This repo is a revival of the Brics parser and grammar analyzer, described in this paper:
Brabrand, Claus, Robert Giegerich, and Anders Møller. "Analyzing ambiguity of context-free grammars." Science of Computer Programming 75.3 (2010): 176-191.
https://doi.org/10.1016/j.scico.2009.11.002
The purpose of the revival is to study the code and the algorithms used to detect grammar ambiguity.
As far as the code goes, I'm not sure where I found it on the internet. I had to modify the code to work with Java v24, and extended it in a couple of ways to debug the code. The original code is checked in here as a .zip file.
To get it to run, use VSCode: cd grammar.sources; code . You may need to modify class paths, etc.,
but the VSCode config is set up to debug and parse a palindromes.cfg grammar example.

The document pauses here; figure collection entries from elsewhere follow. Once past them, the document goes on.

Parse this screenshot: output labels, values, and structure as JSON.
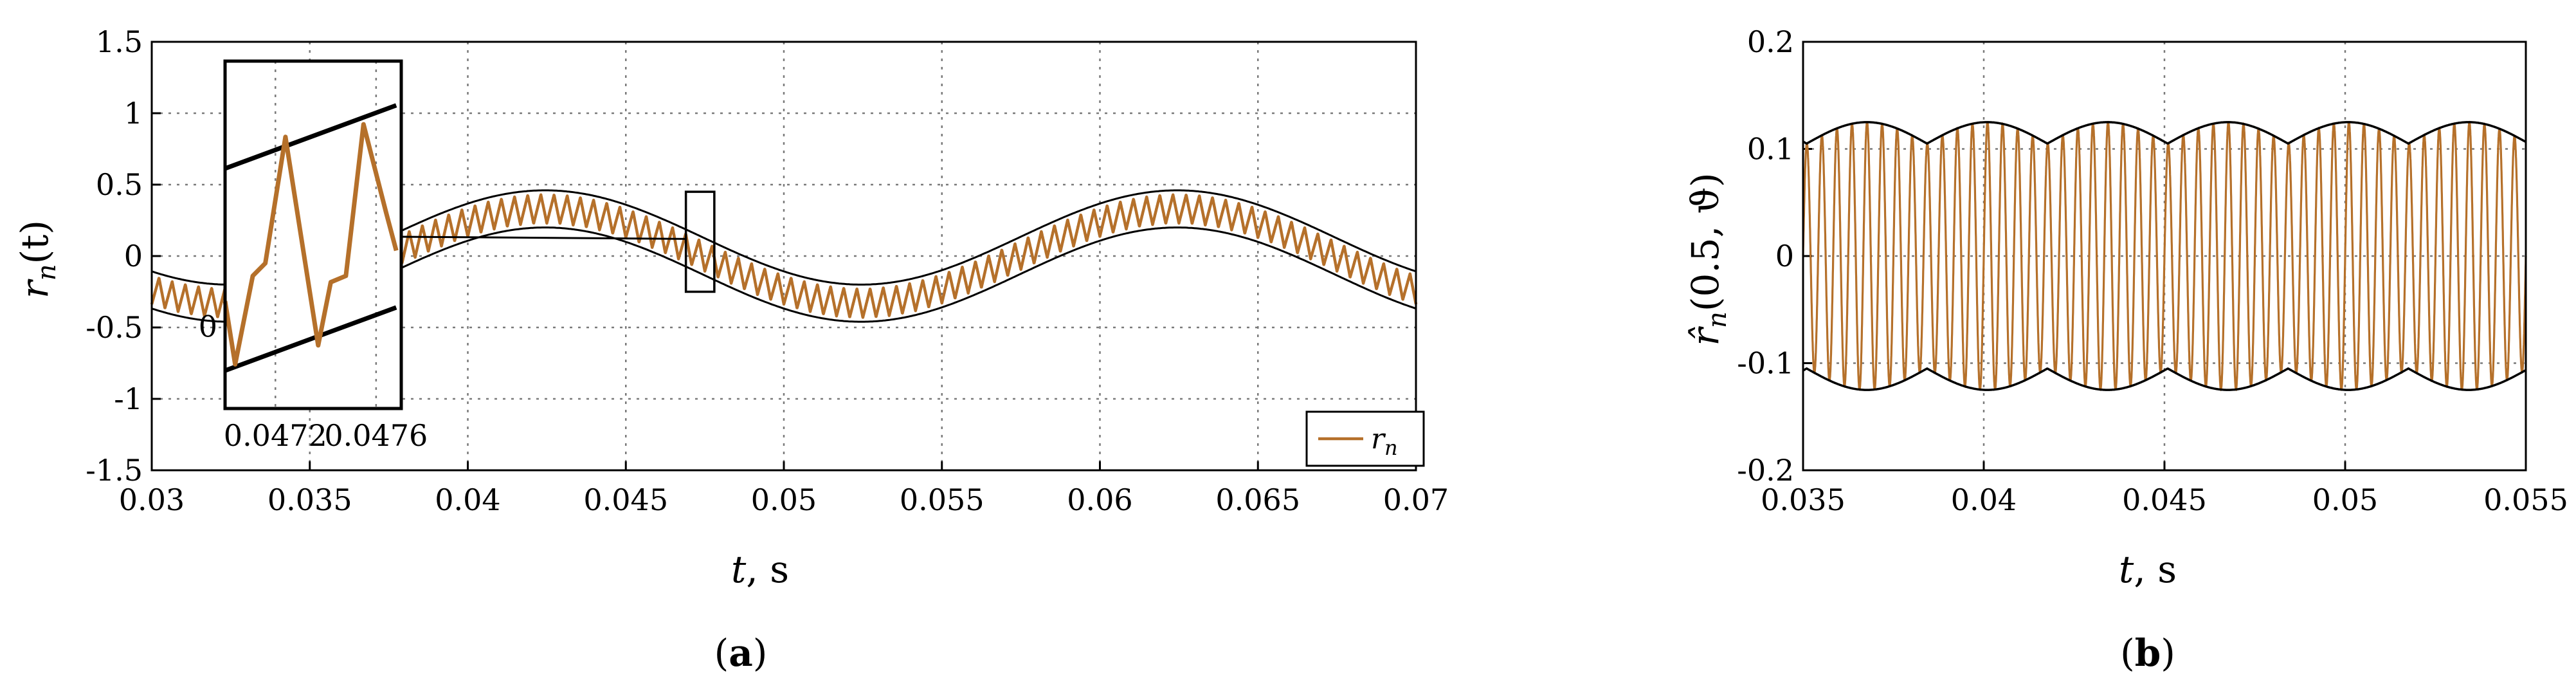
{
  "colors": {
    "signal": "#b5702a",
    "envelope": "#000000",
    "grid": "#7a7a7a"
  },
  "chart_data": [
    {
      "type": "line",
      "panel": "a",
      "caption": "a",
      "xlabel_var": "t",
      "xlabel_unit": ", s",
      "ylabel_var": "r",
      "ylabel_sub": "n",
      "ylabel_arg": "(t)",
      "xlim": [
        0.03,
        0.07
      ],
      "ylim": [
        -1.5,
        1.5
      ],
      "xticks": [
        "0.03",
        "0.035",
        "0.04",
        "0.045",
        "0.05",
        "0.055",
        "0.06",
        "0.065",
        "0.07"
      ],
      "yticks": [
        "1.5",
        "1",
        "0.5",
        "0",
        "-0.5",
        "-1",
        "-1.5"
      ],
      "grid": true,
      "legend": {
        "position": "bottom-right",
        "label_var": "r",
        "label_sub": "n"
      },
      "signal": {
        "base_amplitude": 0.33,
        "base_frequency_hz": 50,
        "base_phase_deg": 46,
        "ripple_amplitude": 0.1,
        "ripple_frequency_hz": 2400
      },
      "envelope": {
        "upper_offset": 0.13,
        "lower_offset": -0.13
      },
      "zoom_window": {
        "x": [
          0.0469,
          0.0478
        ],
        "y": [
          -0.25,
          0.45
        ]
      },
      "inset": {
        "xlim": [
          0.047,
          0.0477
        ],
        "xticks": [
          "0.0472",
          "0.0476"
        ],
        "yticks": [
          "0"
        ],
        "samples": [
          [
            0.047,
            -0.03
          ],
          [
            0.04704,
            -0.13
          ],
          [
            0.04711,
            0.01
          ],
          [
            0.04716,
            0.03
          ],
          [
            0.04724,
            0.23
          ],
          [
            0.04737,
            -0.1
          ],
          [
            0.04742,
            0.0
          ],
          [
            0.04748,
            0.01
          ],
          [
            0.04755,
            0.25
          ],
          [
            0.04764,
            0.11
          ],
          [
            0.04768,
            0.05
          ]
        ],
        "envelope_upper": [
          [
            0.047,
            0.18
          ],
          [
            0.04768,
            0.28
          ]
        ],
        "envelope_lower": [
          [
            0.047,
            -0.14
          ],
          [
            0.04768,
            -0.04
          ]
        ]
      }
    },
    {
      "type": "line",
      "panel": "b",
      "caption": "b",
      "xlabel_var": "t",
      "xlabel_unit": ", s",
      "ylabel_var": "r̂",
      "ylabel_sub": "n",
      "ylabel_arg": "(0.5, ϑ)",
      "xlim": [
        0.035,
        0.055
      ],
      "ylim": [
        -0.2,
        0.2
      ],
      "xticks": [
        "0.035",
        "0.04",
        "0.045",
        "0.05",
        "0.055"
      ],
      "yticks": [
        "0.2",
        "0.1",
        "0",
        "-0.1",
        "-0.2"
      ],
      "grid": true,
      "signal": {
        "carrier_frequency_hz": 2400,
        "amplitude_min": 0.105,
        "amplitude_max": 0.125,
        "envelope_period_s": 0.00333
      },
      "envelope": {
        "scallop_min": 0.105,
        "scallop_max": 0.125,
        "scallop_period_s": 0.00333
      }
    }
  ]
}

Example grammars are here: https://www.brics.dk/grammar/examples.html
There are a few idiosyncrasies with this code.
-
The parser only computes an abstract syntax tree if every right-hand-side symbol of a rule is attributed, using
[ foobar ]after a nonterminal or terminal symbol. Apparently, the code looks for explicitly named symbols. Otherwise, the code just parses and returns a mostly empty tree. -
There are both graphical and command-line interfaces. In addition, there's a web server for running the code. However, I found both the graphical and web server UI cumbersome to use, especially when trying to perform "edit/compile/run/debug" development. So I used the command-line interface mostly. In addition, I couldn't get all the files to compile due to ancient dependencies that I couldn't figure out. So, I just punted on these.
-
I had to change quite a bit of the code, renaming
Sometype varN, whereNis some integer, into a realistic, purposeful name. I couldn't debug and fix the code otherwise. It seems strange that variable names arevarN, likely the result of generating Java code from another language, or because of purposeful obfuscation. -
Parser.parse()computes only a single AST for an ambiguous parse. Again, this seems rather strange because the parser algorithm could easily handle this and because the code also checks for grammar ambiguity via the heuristics described in the paper. -
I found the
print()method for printing an AST to be impossible to read. So, I wrote the routinemyprint()to print the AST as an indented structure, using the names of the nodes of the nonterminals. This output is much simpler to visualize and check the tree structure. -
The parser appears to be an implementation of the Earley algorithm. Some of the basic functions for First and Follow have been renamed to reflect that purpose.